Jakarta, JNcom – Karena setiap agama menyimpan primordialisme para penganutnya, Dosen UIN Syarif Hidayatullah Jakarta, Helmi Hidayat, sangat tidak setuju jika isu-isu agama dikapitalisasi untuk kepentingan politik sesaat. Dia berpendapat primordialisme agama bisa mendorong pemeluk agama-agama ke arah fanatisme buta yang berbahaya buat kemanusiaan.
‘’Primordialisme adalah perasaan atau ikatan kuat seseorang kepada sesuatu yang abstrak, misalnya kesukuan atau agama. Jika isu kesukuan atau keagamaan dipolitisasi, biasanya masyarakat yang terikat dengan suku atau agama itu akan mudah marah dan dihasut. Di sinilah berbahayanya politisasi isu-isu agama juga kesukuan,’’ jelas Helmi Hidayat ketika dihubungi Jurnalnusantara.com di Jakarta, Minggu (22/10/2023).
Alumnus Pondok Modern Gontor ini menjelaskan, agama awalnya adalah nilai-nilai kebenaran dari langit yang sengaja diturunkan Tuhan agar umat manusia jadi terarah dan punya tujuan hidup. Dia mencontohkan, menurut nilai-nilai langit bermabuk-mabukan, berzina, berjudi, mengundi nasib, menyembah berhala adalah perbuatan salah meski semua perbuatan itu tidak menimbulkan bahaya langsung buat orang lain semisal membunuh atau merampok.
‘’Dalam Islam, semua contoh pertama disebut ‘fahsya’, sedangkan contoh kedua disebut ‘munkar’. Ketika semua nilai itu baik ‘fahsya’ maupun ‘munkar’ dikodifikasi dan ditulis dalam bentuk buku-buku suci, jadilah semua nilai yang semula abstrak itu disebut agama dengan semua aturannya seperti yang kita kenal dalam semua agama selama ini,’’ tegas Helmi Hidayat.

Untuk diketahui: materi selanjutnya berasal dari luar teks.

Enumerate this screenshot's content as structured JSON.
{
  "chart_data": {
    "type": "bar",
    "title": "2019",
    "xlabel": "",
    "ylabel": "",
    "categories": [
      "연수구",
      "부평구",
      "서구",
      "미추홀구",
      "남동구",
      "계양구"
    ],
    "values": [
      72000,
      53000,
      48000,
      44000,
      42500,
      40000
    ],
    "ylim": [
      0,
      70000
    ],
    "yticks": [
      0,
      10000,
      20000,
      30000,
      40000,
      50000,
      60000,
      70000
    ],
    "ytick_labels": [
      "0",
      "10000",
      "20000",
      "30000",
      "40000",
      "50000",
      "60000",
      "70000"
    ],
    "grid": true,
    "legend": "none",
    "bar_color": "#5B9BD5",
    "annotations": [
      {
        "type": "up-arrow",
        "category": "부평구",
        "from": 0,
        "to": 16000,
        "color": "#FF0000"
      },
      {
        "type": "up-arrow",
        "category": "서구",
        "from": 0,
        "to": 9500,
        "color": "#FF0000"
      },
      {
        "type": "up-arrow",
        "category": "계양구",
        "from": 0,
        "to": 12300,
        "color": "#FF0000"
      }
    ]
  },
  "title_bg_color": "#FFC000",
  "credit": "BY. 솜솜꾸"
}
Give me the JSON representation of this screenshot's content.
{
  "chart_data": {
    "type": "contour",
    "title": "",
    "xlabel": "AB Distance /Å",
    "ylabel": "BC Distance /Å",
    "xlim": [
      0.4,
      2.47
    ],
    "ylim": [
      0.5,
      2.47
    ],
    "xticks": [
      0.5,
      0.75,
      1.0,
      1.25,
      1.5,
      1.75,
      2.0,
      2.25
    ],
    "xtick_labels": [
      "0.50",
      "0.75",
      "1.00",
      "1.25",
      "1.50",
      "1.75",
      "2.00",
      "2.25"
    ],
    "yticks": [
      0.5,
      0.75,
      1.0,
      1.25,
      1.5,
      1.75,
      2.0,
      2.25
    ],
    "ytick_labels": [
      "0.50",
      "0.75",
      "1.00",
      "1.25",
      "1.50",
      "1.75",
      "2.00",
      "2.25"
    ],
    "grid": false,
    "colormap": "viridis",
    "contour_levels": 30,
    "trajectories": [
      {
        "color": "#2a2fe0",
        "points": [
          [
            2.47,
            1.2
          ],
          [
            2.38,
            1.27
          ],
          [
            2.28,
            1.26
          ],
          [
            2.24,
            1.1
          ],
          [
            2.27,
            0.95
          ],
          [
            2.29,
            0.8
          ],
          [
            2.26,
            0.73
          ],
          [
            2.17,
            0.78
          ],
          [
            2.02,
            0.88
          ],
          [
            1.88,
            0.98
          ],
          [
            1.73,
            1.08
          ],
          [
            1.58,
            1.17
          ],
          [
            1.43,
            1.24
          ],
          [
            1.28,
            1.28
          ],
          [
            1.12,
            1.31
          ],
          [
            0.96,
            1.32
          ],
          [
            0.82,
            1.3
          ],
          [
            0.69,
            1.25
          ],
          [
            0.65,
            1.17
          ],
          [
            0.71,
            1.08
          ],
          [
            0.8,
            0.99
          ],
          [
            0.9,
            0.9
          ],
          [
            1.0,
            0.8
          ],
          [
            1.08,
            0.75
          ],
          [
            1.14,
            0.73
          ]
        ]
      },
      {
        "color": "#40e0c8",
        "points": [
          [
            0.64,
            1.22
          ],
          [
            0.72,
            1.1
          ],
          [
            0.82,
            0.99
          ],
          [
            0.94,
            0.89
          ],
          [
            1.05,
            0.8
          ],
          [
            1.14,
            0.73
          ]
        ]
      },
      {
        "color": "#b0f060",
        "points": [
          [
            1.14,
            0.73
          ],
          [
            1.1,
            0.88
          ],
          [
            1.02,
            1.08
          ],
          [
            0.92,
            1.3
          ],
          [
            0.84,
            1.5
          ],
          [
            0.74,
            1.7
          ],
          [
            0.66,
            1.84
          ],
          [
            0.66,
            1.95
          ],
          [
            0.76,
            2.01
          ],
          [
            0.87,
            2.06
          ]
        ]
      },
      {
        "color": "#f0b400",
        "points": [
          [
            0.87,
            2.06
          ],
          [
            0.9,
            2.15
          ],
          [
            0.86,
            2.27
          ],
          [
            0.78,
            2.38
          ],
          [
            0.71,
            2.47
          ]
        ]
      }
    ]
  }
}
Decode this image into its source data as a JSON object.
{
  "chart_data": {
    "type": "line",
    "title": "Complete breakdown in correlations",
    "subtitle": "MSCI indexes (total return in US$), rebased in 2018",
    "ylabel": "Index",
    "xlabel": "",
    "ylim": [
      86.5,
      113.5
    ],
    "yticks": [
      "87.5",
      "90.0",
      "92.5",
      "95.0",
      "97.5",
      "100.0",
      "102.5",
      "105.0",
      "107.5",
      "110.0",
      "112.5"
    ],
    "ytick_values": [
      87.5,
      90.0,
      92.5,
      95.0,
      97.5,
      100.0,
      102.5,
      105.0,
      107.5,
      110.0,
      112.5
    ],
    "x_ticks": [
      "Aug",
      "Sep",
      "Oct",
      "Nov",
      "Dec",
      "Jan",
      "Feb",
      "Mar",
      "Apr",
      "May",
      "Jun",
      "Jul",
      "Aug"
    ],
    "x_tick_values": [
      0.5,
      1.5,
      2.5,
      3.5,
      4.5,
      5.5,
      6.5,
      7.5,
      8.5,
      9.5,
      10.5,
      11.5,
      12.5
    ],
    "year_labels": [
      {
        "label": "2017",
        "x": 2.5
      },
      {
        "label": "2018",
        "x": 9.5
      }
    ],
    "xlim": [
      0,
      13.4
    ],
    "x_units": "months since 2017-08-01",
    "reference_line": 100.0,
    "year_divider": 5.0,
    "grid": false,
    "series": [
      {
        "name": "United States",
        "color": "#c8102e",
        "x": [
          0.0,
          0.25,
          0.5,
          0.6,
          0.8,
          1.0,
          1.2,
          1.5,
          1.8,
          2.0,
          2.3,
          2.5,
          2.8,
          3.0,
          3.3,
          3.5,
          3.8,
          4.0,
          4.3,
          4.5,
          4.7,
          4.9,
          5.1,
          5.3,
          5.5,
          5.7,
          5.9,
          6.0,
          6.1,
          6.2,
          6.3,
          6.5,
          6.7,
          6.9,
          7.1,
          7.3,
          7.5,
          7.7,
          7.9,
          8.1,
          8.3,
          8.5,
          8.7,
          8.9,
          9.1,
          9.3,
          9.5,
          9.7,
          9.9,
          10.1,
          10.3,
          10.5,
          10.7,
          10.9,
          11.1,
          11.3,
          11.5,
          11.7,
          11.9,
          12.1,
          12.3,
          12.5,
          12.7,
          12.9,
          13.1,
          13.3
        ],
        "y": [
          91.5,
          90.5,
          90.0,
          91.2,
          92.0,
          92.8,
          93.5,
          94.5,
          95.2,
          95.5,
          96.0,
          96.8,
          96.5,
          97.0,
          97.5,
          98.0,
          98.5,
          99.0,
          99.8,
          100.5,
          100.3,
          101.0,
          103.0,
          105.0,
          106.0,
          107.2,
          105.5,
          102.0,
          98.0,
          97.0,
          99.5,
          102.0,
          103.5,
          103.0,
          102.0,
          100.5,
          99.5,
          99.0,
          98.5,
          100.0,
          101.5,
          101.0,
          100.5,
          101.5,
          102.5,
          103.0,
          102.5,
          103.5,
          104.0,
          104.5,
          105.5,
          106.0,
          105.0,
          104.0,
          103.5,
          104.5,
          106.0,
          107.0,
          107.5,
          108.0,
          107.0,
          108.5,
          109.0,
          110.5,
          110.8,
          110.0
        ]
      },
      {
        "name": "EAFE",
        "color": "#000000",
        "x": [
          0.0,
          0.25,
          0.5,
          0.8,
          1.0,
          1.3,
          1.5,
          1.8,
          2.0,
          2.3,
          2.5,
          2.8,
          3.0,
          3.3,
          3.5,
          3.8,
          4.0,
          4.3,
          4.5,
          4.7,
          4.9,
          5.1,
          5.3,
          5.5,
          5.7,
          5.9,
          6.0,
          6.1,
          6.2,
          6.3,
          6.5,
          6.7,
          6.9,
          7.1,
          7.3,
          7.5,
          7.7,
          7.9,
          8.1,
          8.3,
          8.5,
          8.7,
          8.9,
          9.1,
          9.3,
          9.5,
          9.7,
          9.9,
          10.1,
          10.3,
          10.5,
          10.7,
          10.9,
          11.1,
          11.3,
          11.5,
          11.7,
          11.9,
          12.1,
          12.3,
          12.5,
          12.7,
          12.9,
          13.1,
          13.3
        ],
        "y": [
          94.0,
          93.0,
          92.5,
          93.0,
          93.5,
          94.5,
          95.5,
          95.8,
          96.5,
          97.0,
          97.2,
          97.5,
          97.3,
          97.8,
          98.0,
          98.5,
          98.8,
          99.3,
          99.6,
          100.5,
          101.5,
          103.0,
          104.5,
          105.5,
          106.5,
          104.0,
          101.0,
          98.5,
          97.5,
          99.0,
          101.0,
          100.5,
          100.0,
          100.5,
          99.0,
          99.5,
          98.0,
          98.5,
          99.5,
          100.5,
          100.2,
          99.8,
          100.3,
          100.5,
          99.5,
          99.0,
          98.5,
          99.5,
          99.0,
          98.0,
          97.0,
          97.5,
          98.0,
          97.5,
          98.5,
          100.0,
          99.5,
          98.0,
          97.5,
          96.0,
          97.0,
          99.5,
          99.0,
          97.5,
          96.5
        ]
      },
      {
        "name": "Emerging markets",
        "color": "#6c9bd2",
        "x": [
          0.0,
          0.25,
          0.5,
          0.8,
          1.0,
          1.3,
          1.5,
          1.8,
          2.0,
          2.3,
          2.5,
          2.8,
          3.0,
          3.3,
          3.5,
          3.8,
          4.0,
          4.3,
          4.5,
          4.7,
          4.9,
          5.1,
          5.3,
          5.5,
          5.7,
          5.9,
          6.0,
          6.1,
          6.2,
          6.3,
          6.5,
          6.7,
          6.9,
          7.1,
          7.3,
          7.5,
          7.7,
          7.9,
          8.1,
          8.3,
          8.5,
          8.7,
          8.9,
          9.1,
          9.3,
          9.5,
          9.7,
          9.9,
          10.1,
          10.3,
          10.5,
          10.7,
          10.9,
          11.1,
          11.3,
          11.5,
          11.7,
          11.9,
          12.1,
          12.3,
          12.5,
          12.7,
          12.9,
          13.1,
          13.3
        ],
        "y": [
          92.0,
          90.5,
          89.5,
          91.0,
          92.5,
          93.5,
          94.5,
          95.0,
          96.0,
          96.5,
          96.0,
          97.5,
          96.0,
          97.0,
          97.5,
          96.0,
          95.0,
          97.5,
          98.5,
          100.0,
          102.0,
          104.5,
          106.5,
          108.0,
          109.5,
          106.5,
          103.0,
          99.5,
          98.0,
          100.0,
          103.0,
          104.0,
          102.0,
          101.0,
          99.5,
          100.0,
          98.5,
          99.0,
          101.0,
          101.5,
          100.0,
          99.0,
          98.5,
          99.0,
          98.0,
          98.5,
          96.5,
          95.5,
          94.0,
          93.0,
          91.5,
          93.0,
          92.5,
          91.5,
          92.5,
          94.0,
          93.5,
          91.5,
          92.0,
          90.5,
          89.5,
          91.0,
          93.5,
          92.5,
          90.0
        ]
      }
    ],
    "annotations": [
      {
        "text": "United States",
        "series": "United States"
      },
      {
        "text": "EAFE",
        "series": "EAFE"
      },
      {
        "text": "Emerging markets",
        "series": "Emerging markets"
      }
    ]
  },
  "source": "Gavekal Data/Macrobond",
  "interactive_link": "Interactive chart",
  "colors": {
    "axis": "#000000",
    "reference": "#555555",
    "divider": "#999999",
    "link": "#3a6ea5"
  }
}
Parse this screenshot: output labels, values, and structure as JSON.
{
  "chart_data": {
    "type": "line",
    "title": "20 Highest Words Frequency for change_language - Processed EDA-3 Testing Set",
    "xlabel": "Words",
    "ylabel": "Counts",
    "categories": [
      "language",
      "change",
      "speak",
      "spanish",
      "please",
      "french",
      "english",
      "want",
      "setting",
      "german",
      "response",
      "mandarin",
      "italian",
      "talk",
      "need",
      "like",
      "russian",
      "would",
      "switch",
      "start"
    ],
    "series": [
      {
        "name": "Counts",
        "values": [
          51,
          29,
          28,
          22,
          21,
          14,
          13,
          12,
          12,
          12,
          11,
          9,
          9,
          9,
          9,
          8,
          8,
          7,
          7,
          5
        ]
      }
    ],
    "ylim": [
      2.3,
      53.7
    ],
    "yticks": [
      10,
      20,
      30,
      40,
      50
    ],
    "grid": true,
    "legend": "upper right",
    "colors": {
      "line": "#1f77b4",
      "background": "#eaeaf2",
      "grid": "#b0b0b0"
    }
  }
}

Agar semua aturan agama-agama dilaksanakan dengan penuh ketaatan oleh semua penganutnya, alumnus IAIN Jakarta ini menjelaskan semua agama langit menjanjikan kehidupan setelah mati. ‘’Mereka yang berbuat baik dan taat pada ajaran agama dijanjikan kesenangan surga, sedangkan mereka yang berbiuat jahat dan melawan perintah agama diancam oleh penderitaan neraka. Dari sinilah mulai timbul primordialisme agama. Apa pun akan dilakukan seorang penganut agama asalkan dia yakin perbuatan itu membuatnya masuk surga,’’ jelas Helmi Hidayat.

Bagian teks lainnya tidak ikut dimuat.